私的まとめ 映画「若おかみは小学生!」その1


 こんな辺鄙なとこで適当にやっているブログでは、たまたま目にしたような人はいないでしょうから、今回の記事も映画を観ている前提で書いています。
 当然ネタバレあり。そもそも、観てる人じゃないとわからない話ばかりです。

 不幸にして、この映画を知らず・観ずにここに来てしまった人は、直ちにページを閉じて、行ける方は、上映している劇場で観てから、又おいでくださいまし。

 元々はメモ書きベースなので、散漫なまとめ方です。すみません…。

 この「若おかみは小学生!」は現時点で8回観ており、いろいろとメモも溜まってましたので長いです。
 今回の記事は、主に1〜3回目辺りまでの時のメモをまとめています。


【前書き的な】

 本当は封切りの日(9月21日)に観に行きたかったのですが、お仕事の都合で行けず、翌22日の朝一上映を観に行きました。
 小さいシアターだったのですが、それにしても、土曜日の割に客の入が良くはないんですよね。朝早いからかもしれませんけど。


 まあ、ちょっと、軽く思ってたんです。
 児童文学書が原作だからと言っても、小学生の主に女児をドッと集められるような作品ではないだろうと思われ、だから夏休み中に大々的に上映する作品でもなく、「そこまで力が入ってないのかな」って。

 でも、何度か予告編を見て気にはなっていたので、前売り券をちゃんと買ってはおきました。
 もっとも、Loppiの特典(※)が欲しかったという説も有力ですが。


 ところがですよ。観てみると、ぎゅぎゅっと濃縮された、とても良く出来た映画だったんですよ。
 
 お話的には、「加害者の人がそんなに都合良く来るわけないじゃん」とか、「おっこちゃん、その人のせいで人生が全然変わってしまったはずなのに、割り切れ過ぎでしょ」とも思うけど、ほら、これ、元が「青い鳥文庫」ですから。
 児童に、可能ならば良い方向へのインスパイアを与えるヤツに、正しくても過剰な現実は要らんですもの。

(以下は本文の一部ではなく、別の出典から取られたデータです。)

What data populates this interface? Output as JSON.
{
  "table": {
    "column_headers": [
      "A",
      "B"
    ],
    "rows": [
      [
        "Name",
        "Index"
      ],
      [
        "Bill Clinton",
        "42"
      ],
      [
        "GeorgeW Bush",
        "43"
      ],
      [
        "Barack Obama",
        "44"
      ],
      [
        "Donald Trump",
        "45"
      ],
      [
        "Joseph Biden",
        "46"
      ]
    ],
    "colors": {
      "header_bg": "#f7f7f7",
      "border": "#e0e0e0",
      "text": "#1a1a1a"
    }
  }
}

 まあ、そこら辺を差し引いても、原作を尊重しつつメリハリのあるストーリー。
 これは、「さすがは吉田玲子さん」ってとこでしょうか。
 もちろん、「これを伝えたい」「ここを拾いたい」という高坂希太郎監督の取捨選択・着眼点も効いているのですけど。

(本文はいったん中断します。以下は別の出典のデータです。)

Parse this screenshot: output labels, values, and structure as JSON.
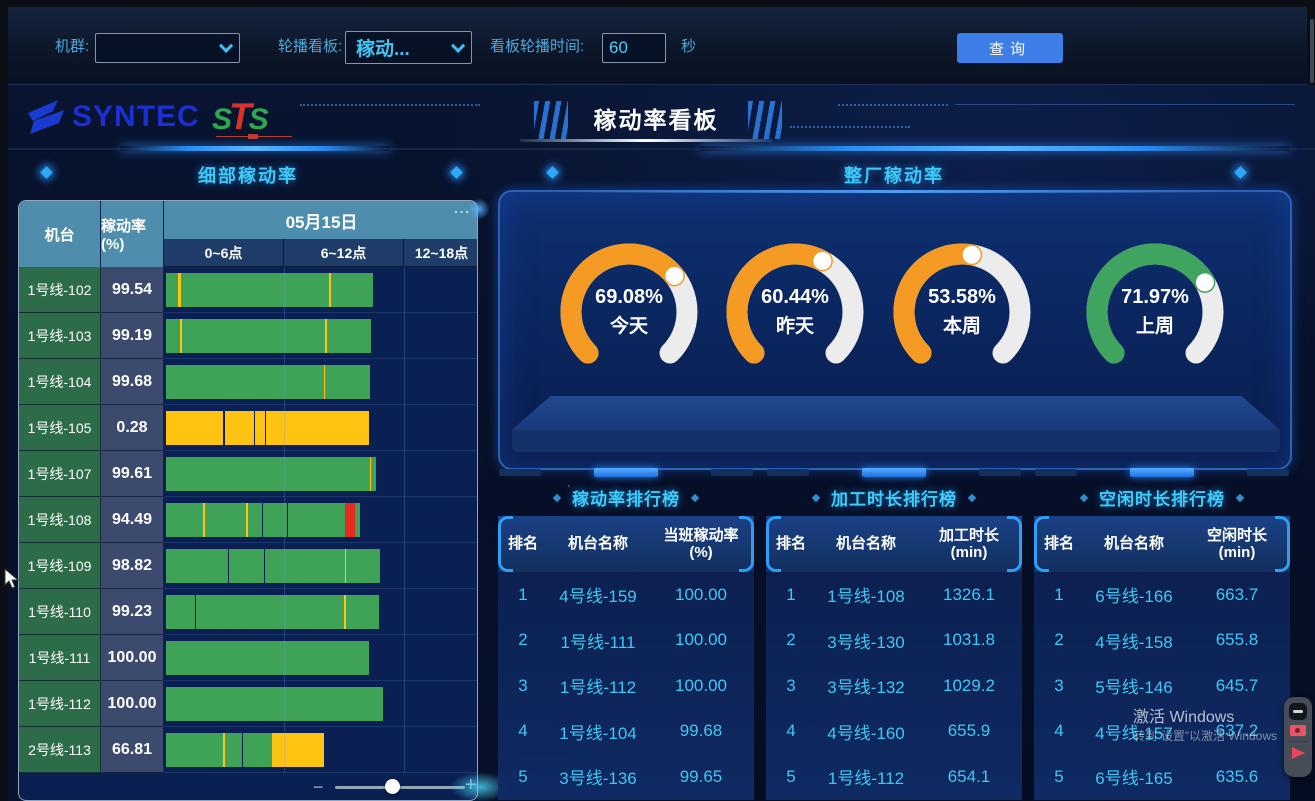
{
  "page": {
    "title": "稼动率看板",
    "brand": "SYNTEC",
    "brand2": "STS"
  },
  "filter_bar": {
    "machine_group_label": "机群:",
    "machine_group_value": "",
    "carousel_label": "轮播看板:",
    "carousel_value": "稼动...",
    "interval_label": "看板轮播时间:",
    "interval_value": "60",
    "interval_unit": "秒",
    "query_button": "查询"
  },
  "left_panel": {
    "more": "...",
    "zoom_out": "−",
    "zoom_in": "+"
  },
  "watermark": {
    "line1": "激活 Windows",
    "line2": "转到“设置”以激活 Windows"
  },
  "chart_data": [
    {
      "type": "gauge",
      "title": "整厂稼动率",
      "max": 100,
      "unit": "%",
      "gauges": [
        {
          "label": "今天",
          "value": 69.08,
          "color": "#F59A23"
        },
        {
          "label": "昨天",
          "value": 60.44,
          "color": "#F59A23"
        },
        {
          "label": "本周",
          "value": 53.58,
          "color": "#F59A23"
        },
        {
          "label": "上周",
          "value": 71.97,
          "color": "#3FA45F"
        }
      ]
    },
    {
      "type": "bar",
      "title": "细部稼动率",
      "columns": [
        "机台",
        "稼动率(%)"
      ],
      "date_header": "05月15日",
      "x_ticks": [
        "0~6点",
        "6~12点",
        "12~18点"
      ],
      "legend_colors": {
        "run": "#3EA257",
        "idle": "#FFC411",
        "alarm": "#E82A1F"
      },
      "rows": [
        {
          "machine": "1号线-102",
          "rate": "99.54",
          "segments": [
            [
              "g",
              4.0
            ],
            [
              "y",
              0.7
            ],
            [
              "g",
              48.0
            ],
            [
              "y",
              0.7
            ],
            [
              "g",
              13.5
            ]
          ]
        },
        {
          "machine": "1号线-103",
          "rate": "99.19",
          "segments": [
            [
              "g",
              4.5
            ],
            [
              "y",
              0.6
            ],
            [
              "g",
              46.5
            ],
            [
              "y",
              0.6
            ],
            [
              "g",
              14.0
            ]
          ]
        },
        {
          "machine": "1号线-104",
          "rate": "99.68",
          "segments": [
            [
              "g",
              51.0
            ],
            [
              "y",
              0.6
            ],
            [
              "g",
              14.4
            ]
          ]
        },
        {
          "machine": "1号线-105",
          "rate": "0.28",
          "segments": [
            [
              "y",
              18.6
            ],
            [
              "x",
              0.4
            ],
            [
              "y",
              9.5
            ],
            [
              "x",
              0.4
            ],
            [
              "y",
              3.0
            ],
            [
              "x",
              0.4
            ],
            [
              "y",
              33.5
            ]
          ]
        },
        {
          "machine": "1号线-107",
          "rate": "99.61",
          "segments": [
            [
              "g",
              66.0
            ],
            [
              "y",
              0.5
            ],
            [
              "g",
              1.5
            ]
          ]
        },
        {
          "machine": "1号线-108",
          "rate": "94.49",
          "segments": [
            [
              "g",
              12.0
            ],
            [
              "y",
              0.6
            ],
            [
              "g",
              13.4
            ],
            [
              "y",
              0.6
            ],
            [
              "g",
              4.4
            ],
            [
              "x",
              0.4
            ],
            [
              "g",
              7.8
            ],
            [
              "x",
              0.4
            ],
            [
              "g",
              18.5
            ],
            [
              "r",
              3.2
            ],
            [
              "g",
              1.5
            ]
          ]
        },
        {
          "machine": "1号线-109",
          "rate": "98.82",
          "segments": [
            [
              "g",
              20.0
            ],
            [
              "x",
              0.4
            ],
            [
              "g",
              11.3
            ],
            [
              "x",
              0.4
            ],
            [
              "g",
              25.7
            ],
            [
              "y",
              0.6
            ],
            [
              "g",
              11.0
            ]
          ]
        },
        {
          "machine": "1号线-110",
          "rate": "99.23",
          "segments": [
            [
              "g",
              9.4
            ],
            [
              "x",
              0.4
            ],
            [
              "g",
              47.8
            ],
            [
              "y",
              0.6
            ],
            [
              "g",
              10.8
            ]
          ]
        },
        {
          "machine": "1号线-111",
          "rate": "100.00",
          "segments": [
            [
              "g",
              65.8
            ]
          ]
        },
        {
          "machine": "1号线-112",
          "rate": "100.00",
          "segments": [
            [
              "g",
              70.2
            ]
          ]
        },
        {
          "machine": "2号线-113",
          "rate": "66.81",
          "segments": [
            [
              "g",
              8.9
            ],
            [
              "x",
              0.3
            ],
            [
              "g",
              9.4
            ],
            [
              "y",
              0.4
            ],
            [
              "g",
              5.5
            ],
            [
              "x",
              0.3
            ],
            [
              "g",
              9.6
            ],
            [
              "y",
              16.6
            ]
          ]
        }
      ]
    },
    {
      "type": "table",
      "title": "稼动率排行榜",
      "columns": [
        "排名",
        "机台名称",
        "当班稼动率(%)"
      ],
      "rows": [
        [
          "1",
          "4号线-159",
          "100.00"
        ],
        [
          "2",
          "1号线-111",
          "100.00"
        ],
        [
          "3",
          "1号线-112",
          "100.00"
        ],
        [
          "4",
          "1号线-104",
          "99.68"
        ],
        [
          "5",
          "3号线-136",
          "99.65"
        ]
      ]
    },
    {
      "type": "table",
      "title": "加工时长排行榜",
      "columns": [
        "排名",
        "机台名称",
        "加工时长(min)"
      ],
      "rows": [
        [
          "1",
          "1号线-108",
          "1326.1"
        ],
        [
          "2",
          "3号线-130",
          "1031.8"
        ],
        [
          "3",
          "3号线-132",
          "1029.2"
        ],
        [
          "4",
          "4号线-160",
          "655.9"
        ],
        [
          "5",
          "1号线-112",
          "654.1"
        ]
      ]
    },
    {
      "type": "table",
      "title": "空闲时长排行榜",
      "columns": [
        "排名",
        "机台名称",
        "空闲时长(min)"
      ],
      "rows": [
        [
          "1",
          "6号线-166",
          "663.7"
        ],
        [
          "2",
          "4号线-158",
          "655.8"
        ],
        [
          "3",
          "5号线-146",
          "645.7"
        ],
        [
          "4",
          "4号线-157",
          "637.2"
        ],
        [
          "5",
          "6号线-165",
          "635.6"
        ]
      ]
    }
  ]
}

 ※:「劇場版『若おかみは小学生!』 Loppi限定A4クリアファイル4枚セット+まるわかりブック引換券付前売券」ってやつです。


↑↑ こんなのです。 ↑↑



【素人目線の考えですが…】

 素人が言うのはおこがましいけれど、見せるべき所はちゃんと分かっている作り手のメリハリに感心します。
 「神田親子の反応から、旅館のお仕事の手応えを掴むところ」~「終業式の日の帰り道」の辺りまでで、ちゃんと、物語後半に必要な「医食同源」を仕込んでたり、真月がただ高慢なだけではない努力家であることも同級生達とのやりとりの中に示してるし。それに、いずれは温泉街を継いでいく仲間になる同級生たちとのワンシーンも大事な一コマですしね。
 原作に比べて「スズキ君」のキャラクターがすっかり後味悪くなってしまっていた「ペンギン・ハイウェイ」との差が、こういう所に感じられるような気がします。

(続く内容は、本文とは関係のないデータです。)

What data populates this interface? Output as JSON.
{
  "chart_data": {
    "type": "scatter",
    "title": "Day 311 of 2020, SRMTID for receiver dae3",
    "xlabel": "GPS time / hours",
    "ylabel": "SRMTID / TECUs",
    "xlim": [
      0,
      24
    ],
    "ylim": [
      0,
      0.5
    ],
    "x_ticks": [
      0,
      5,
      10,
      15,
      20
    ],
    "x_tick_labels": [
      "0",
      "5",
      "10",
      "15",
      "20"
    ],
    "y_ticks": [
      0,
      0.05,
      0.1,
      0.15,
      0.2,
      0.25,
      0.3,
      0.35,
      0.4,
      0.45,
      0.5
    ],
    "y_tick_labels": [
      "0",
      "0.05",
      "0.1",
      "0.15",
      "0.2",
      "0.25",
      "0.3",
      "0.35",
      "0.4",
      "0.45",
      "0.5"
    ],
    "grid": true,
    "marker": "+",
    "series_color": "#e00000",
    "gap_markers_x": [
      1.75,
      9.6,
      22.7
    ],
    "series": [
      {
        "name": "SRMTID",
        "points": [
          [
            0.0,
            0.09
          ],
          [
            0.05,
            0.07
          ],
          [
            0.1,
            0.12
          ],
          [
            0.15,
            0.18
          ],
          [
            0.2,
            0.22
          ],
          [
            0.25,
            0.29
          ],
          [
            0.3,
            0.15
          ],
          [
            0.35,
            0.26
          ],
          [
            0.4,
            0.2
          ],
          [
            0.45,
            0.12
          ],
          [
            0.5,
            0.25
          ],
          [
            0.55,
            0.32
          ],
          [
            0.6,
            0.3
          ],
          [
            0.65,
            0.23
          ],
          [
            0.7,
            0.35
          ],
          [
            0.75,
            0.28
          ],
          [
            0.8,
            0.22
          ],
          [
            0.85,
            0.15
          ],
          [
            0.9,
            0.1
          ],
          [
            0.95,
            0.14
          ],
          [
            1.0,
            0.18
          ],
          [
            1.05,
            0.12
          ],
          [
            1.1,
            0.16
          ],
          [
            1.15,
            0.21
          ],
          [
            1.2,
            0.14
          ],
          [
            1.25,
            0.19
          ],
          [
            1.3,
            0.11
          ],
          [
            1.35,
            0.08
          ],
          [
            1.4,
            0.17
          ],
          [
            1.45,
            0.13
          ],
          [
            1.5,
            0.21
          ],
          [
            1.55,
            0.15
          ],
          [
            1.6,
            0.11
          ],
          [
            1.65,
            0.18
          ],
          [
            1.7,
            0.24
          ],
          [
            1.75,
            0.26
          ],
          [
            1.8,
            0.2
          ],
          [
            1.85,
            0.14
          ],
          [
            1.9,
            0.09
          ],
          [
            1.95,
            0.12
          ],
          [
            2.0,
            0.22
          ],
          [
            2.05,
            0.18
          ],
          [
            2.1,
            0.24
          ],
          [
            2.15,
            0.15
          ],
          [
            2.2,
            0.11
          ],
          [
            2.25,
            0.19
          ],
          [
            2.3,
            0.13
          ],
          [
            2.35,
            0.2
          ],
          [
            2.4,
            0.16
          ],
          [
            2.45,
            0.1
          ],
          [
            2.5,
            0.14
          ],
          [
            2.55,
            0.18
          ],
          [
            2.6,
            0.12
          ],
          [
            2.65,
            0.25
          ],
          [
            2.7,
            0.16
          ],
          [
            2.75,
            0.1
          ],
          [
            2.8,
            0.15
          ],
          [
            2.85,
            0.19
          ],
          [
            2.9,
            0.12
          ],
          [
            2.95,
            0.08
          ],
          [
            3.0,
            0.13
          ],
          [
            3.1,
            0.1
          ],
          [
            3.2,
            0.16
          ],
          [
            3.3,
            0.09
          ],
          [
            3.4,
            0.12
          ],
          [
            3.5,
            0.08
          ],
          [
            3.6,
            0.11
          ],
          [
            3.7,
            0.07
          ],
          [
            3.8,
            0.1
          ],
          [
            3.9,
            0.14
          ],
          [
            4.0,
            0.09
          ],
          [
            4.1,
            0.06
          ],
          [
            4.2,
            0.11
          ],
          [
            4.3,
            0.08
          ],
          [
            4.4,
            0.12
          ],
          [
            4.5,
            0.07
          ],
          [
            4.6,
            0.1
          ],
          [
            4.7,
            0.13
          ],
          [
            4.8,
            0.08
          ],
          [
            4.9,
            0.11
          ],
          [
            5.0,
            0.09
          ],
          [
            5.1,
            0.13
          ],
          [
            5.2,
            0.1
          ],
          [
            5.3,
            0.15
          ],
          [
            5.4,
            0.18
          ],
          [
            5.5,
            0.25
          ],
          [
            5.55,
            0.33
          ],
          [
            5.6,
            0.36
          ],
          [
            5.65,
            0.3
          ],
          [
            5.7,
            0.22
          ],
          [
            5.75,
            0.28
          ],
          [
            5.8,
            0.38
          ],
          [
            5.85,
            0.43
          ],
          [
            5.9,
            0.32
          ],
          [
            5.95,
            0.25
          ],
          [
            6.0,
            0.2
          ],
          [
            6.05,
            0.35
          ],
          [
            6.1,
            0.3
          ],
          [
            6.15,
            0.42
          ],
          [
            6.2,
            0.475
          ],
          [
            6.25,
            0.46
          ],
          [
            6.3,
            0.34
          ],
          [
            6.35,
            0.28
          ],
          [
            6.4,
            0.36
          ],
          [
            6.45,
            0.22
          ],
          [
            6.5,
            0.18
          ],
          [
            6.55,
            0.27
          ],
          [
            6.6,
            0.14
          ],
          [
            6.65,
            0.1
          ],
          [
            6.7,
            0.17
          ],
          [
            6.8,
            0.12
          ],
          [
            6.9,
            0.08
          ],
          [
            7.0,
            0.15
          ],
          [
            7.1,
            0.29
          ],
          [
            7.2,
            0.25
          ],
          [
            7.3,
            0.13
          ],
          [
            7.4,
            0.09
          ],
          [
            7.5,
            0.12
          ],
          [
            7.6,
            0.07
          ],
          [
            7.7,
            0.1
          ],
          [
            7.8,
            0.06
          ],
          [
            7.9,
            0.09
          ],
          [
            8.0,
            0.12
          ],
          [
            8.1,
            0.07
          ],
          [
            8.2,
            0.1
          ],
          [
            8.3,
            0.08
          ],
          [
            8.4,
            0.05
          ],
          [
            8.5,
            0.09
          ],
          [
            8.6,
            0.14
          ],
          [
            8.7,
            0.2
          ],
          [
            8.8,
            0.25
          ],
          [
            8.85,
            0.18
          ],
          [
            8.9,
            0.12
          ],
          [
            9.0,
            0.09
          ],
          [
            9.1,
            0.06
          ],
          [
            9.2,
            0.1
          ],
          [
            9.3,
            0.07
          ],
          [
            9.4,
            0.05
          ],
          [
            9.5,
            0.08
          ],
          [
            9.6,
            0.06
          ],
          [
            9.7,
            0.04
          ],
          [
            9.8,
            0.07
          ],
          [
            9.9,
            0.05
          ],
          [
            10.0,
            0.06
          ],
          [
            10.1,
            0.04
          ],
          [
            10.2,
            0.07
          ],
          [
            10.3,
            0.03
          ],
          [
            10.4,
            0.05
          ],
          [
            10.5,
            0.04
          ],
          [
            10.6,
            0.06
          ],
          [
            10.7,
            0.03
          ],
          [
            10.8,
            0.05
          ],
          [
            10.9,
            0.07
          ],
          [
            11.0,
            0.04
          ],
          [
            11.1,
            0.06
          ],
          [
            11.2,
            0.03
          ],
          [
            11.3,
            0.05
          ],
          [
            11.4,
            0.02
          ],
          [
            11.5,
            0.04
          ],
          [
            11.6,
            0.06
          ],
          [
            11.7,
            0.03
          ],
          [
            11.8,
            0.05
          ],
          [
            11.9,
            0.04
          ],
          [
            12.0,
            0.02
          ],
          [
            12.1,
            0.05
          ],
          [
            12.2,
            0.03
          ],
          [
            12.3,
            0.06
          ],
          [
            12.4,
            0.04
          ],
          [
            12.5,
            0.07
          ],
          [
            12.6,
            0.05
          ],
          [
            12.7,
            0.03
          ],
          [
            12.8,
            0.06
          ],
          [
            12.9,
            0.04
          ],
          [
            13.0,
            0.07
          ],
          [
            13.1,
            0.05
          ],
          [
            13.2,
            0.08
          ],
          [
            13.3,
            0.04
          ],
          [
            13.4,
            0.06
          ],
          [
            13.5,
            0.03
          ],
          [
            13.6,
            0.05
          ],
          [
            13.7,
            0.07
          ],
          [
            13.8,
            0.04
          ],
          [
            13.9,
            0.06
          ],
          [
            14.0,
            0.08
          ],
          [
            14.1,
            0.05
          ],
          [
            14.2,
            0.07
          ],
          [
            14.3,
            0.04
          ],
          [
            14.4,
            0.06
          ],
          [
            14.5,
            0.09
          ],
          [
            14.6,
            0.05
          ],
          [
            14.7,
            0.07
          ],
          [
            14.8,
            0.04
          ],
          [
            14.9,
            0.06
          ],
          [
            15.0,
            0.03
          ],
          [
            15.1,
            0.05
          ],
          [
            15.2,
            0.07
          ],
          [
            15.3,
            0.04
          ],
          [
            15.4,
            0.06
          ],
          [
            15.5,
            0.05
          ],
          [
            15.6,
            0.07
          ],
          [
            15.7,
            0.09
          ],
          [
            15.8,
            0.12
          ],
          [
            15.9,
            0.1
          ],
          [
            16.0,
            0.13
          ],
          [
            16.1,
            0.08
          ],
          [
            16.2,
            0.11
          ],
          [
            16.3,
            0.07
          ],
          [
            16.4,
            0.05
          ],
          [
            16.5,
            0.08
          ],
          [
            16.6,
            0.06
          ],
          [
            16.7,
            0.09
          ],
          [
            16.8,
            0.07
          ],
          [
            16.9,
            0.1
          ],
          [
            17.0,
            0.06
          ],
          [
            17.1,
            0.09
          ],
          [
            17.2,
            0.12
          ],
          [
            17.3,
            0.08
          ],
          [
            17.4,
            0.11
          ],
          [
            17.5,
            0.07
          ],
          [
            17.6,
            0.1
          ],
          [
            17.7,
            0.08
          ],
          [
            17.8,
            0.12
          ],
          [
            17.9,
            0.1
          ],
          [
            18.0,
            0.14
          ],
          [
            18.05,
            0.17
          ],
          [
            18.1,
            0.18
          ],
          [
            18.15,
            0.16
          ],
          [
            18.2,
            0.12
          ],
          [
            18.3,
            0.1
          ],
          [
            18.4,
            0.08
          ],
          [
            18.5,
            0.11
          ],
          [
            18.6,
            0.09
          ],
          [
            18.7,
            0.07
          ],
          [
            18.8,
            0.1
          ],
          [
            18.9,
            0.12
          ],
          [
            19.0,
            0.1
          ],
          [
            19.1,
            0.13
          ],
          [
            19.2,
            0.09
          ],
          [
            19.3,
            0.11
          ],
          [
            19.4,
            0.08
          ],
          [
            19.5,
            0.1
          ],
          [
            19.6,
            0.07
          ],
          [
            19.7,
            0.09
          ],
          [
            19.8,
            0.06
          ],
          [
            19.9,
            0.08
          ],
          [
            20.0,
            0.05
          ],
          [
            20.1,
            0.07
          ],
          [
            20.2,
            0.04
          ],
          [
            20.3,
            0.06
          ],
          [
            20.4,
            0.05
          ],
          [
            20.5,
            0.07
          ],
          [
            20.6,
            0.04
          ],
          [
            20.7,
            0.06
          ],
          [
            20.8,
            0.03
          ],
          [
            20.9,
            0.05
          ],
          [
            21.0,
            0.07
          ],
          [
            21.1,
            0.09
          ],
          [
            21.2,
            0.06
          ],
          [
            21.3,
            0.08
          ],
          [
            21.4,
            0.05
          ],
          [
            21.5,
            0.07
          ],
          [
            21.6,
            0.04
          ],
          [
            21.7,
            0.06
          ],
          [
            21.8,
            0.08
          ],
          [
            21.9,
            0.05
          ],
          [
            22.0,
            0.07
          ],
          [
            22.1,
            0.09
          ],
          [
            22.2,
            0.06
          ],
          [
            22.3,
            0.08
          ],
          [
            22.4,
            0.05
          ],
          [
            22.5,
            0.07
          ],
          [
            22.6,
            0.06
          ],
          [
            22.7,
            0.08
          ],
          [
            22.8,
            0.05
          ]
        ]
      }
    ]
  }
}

 最後の山場に向けての大事な仕込みである水領様とのドライブ途中の過呼吸発作のシーンからの切り替えでは、「車でドライブしている」という設定を使って、商業的に組み込まざるを得ないのであろう、主役を演じている子が歌っている曲をドライブのBGMとして流し、ちょっと重くなっていた雰囲気を切り替えます。
 その時に、オープンカーのルーフを開けて明るい太陽の光を感じさせ、沈んだ空気を流しちゃうなんて、実に「巧み」だと思います。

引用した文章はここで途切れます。